Bigger Than Network Neutrality
Still, as long as we’re on the subject of the Stevens Report and the telecom service/information service definitions, let’s read what the Stevens Report had to say about this trade off:
Under our framework, Internet service providers are not treated as carriers for purposes of interstate access charges, interconnection rights under section 251, and universal service contribution requirements. This treatment admittedly provides some benefits to such companies, but it also imposes limitations. Internet service providers are not entitled under
section 251 to purchase unbundled network elements or discounted wholesale services from incumbent LECs, they are not entitled to federal universal service support for serving high-
cost and rural areas, and they are not entitled to reciprocal compensation for terminating local telecommunications traffic.
Or, as I’ve been telling folks at the Commission lately, relying on just Title I ancillary authority puts a lot of stuff at risk that has nothing to do with network neutrality. That’s not just me. That’s also National Telecommunication Cooperative Association (USF Reform needs reclassification) and local governments (“no preemption for Title I services, so tell the incumbents to bugger off”).
Worse, what happens if something goes catastrophically wrong and the Commission discovers it has no power to resolve the problem? A bunch of scenarios suggest themselves, ranging from some screw up in the IPv6 transition that cuts off sections of the Internet from each other to some major peering dispute that spirals out of control? That would be a great time to discover that the FCC has absolutely zero authority to make sure our broadband infrastructure actually keeps running. And just as I don’t bet the mortgage at Las Vegas, I personally wouldn’t bet critical national infrastructure on Title I and the hope that somehow the D.C. Circuit will come OK on broad FCC authority.
Which leads us back to the problem of Tea Party tactics. You can rant and rave and threaten and bully. You can call people all kinds of variations of “socialist” or whatever in your fantasy world where the Cold War still runs and Reds sleep under our beds waiting to impose Godless Communism on us all. You can pull stuff out of context, make up stuff, whatever floats your boat. But at the end of the day, the underlying problems of the world don’t go away.

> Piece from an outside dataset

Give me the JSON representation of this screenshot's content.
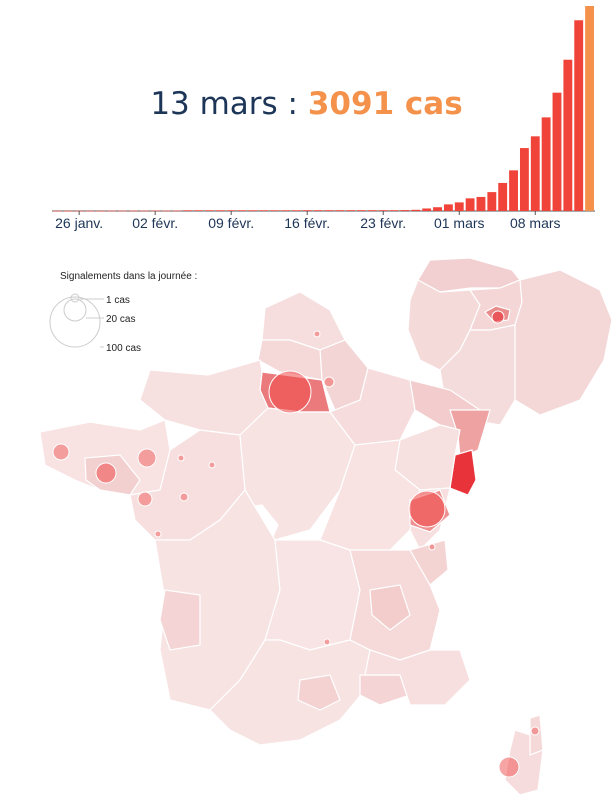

In this case, the situation is made more ludicrous by the fact that classification under Title II actually wouldn’t impose much regulation. You’d have Section 201 (“no unjust or unreasonable rates or practices”) and Section 202 (“no unjust or unreasonable discrimination”), and a complaint process under Section 208. True, classification under Title II would make it easier to impose other sorts of regulations and things carriers really, really don’t want (some of which, like unbundling, I personally really do want). But classification under Title II alone would not impose these regulations.
So the actual question before the Commission is really very simple. What in the National Broadband Plan do you want to put at risk to give incumbent telcos and cablecos a friggin’ firewall against the possibility of regulation? And when do you want to start asking the right questions? We’ve recommended the FCC issue a public notice asking carriers to put up or shut up on Title I, and reclassify broadband access as Title II if those answers don’t seem reliable enough. Incumbents want the Commission to keep its head in the sand, lest the Commission determine it can do more than sign USF checks.